Tucker Dordevic could defy gravity growing up. His family called him Tucker Danger. His superpower?
ADHD.
Dordevic, the Syracuse lacrosse star who has attention deficit hyperactivity disorder and dyslexia, bounced off the walls as a child. Literally. There’s a photo of him scaling a wood-paneled wall of his Portland, Oregon, home while playing ping pong. It looks like something out of a junior parkour promo.
“I went to school with kids with learning differences, of all different spectrums,” said Dordevic, who attended Edison High School. Named after famous inventor Thomas Edison, who was dyslexic, the school shares a campus and extracurricular activities with Jesuit High School. “It’s easy for younger kids going through puberty to be embarrassed to have learning differences. I take pride in it. I’m happy I have them. I don’t think I’d be the person today if I didn’t have them.”
“It’s easy to be embarrassed to have learning differences. I take pride in it.”
Dordevic struggled through elementary school. He fell behind in reading, could not memorize math and hurriedly completed multiple-choice exams with random selections of answers just so he could hand in the Scantron at the same time as everyone else. He took Adderall, a drug used to treat ADHD, and it made him feel like a zombie.
Everything changed at Edison, where there’s one teacher for every nine students, oral exam options, kinetic activity and music in classes and a customized approach to learning. Dordevic thrived there and starred for Jesuit’s lacrosse team, earning 2017 OHSLA Player of the Year honors.
One thing has not changed, however.
He’s still defying gravity. He’s still very dangerous.
A two-time All-American midfielder, Dordevic scored a goal Saturday that would make Gary Gait blush. You’ve likely seen it by now. It has more than 890,000 views from various accounts on Instagram and Twitter — including a cinematic 4K slow-motion edit from Syracuse — and landed the No. 1 spot on ESPN’s “SportsCenter” for the top play of the day.

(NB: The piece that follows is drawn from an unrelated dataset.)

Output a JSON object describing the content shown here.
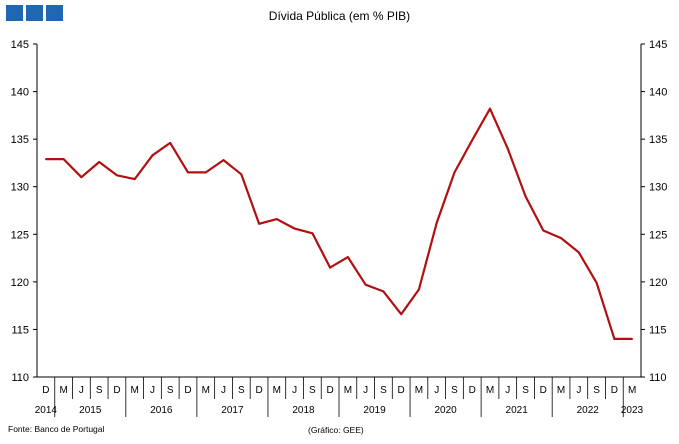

As Syracuse Post-Standard writer Donna Ditota depicted it:
“It started when long stick midfielder Landon Clary delivered a hit that dislodged the ball from a Duke stick and then charged upfield with the ball.
“Syracuse, at that point, owned a slender 11-10 advantage over the Blue Devils with 9 minutes, 23 seconds left in the Carrier Dome game between ACC lacrosse rivals.
“Clary crossed midfield and soon spied Tucker Dordevic near the right crease. He flung a pass that sailed a bit high. Dordevic speared it, pirouetted and flicked a one-handed shot between his legs.
“The ball beat Duke goalie Mike Adler and triggered pandemonium on the Syracuse sideline, so spectacular was Dordevic’s execution.”
In the post-game press conference, Gait downplayed the goal as “reactionary,” a necessary adjustment to an errant pass, and even teased Dordevic for taking 22 shots. The redshirt junior finished with five goals and two assists on 5-for-22 shooting in Syracuse’s 14-10 victory — its second straight win after dropping four of its first six games and falling out of the national rankings. The Orange are back in the Nike/USA Lacrosse Division I Men’s Top 20 at No. 18 this week.
But if Syracuse makes a run in the ACC and rediscovers its swagger, undoubtedly we will point to this win and that goal as the true beginning of the Gait era. When the Hall of Famer became just the fifth head coach in the program’s 106-year history last June, he touted the return of an experimental brand of lacrosse he and his twin brother, Paul, popularized as players from British Columbia in the 1980s and 1990s. He spoke of a must-see style of play that would bring throngs of fans back to the Dome.
In the fall, fifth-year senior midfielder Brendan Curry told USA Lacrosse Magazine’s Nelson Rice, “This year we’ll do a lot of things that have never been seen before.”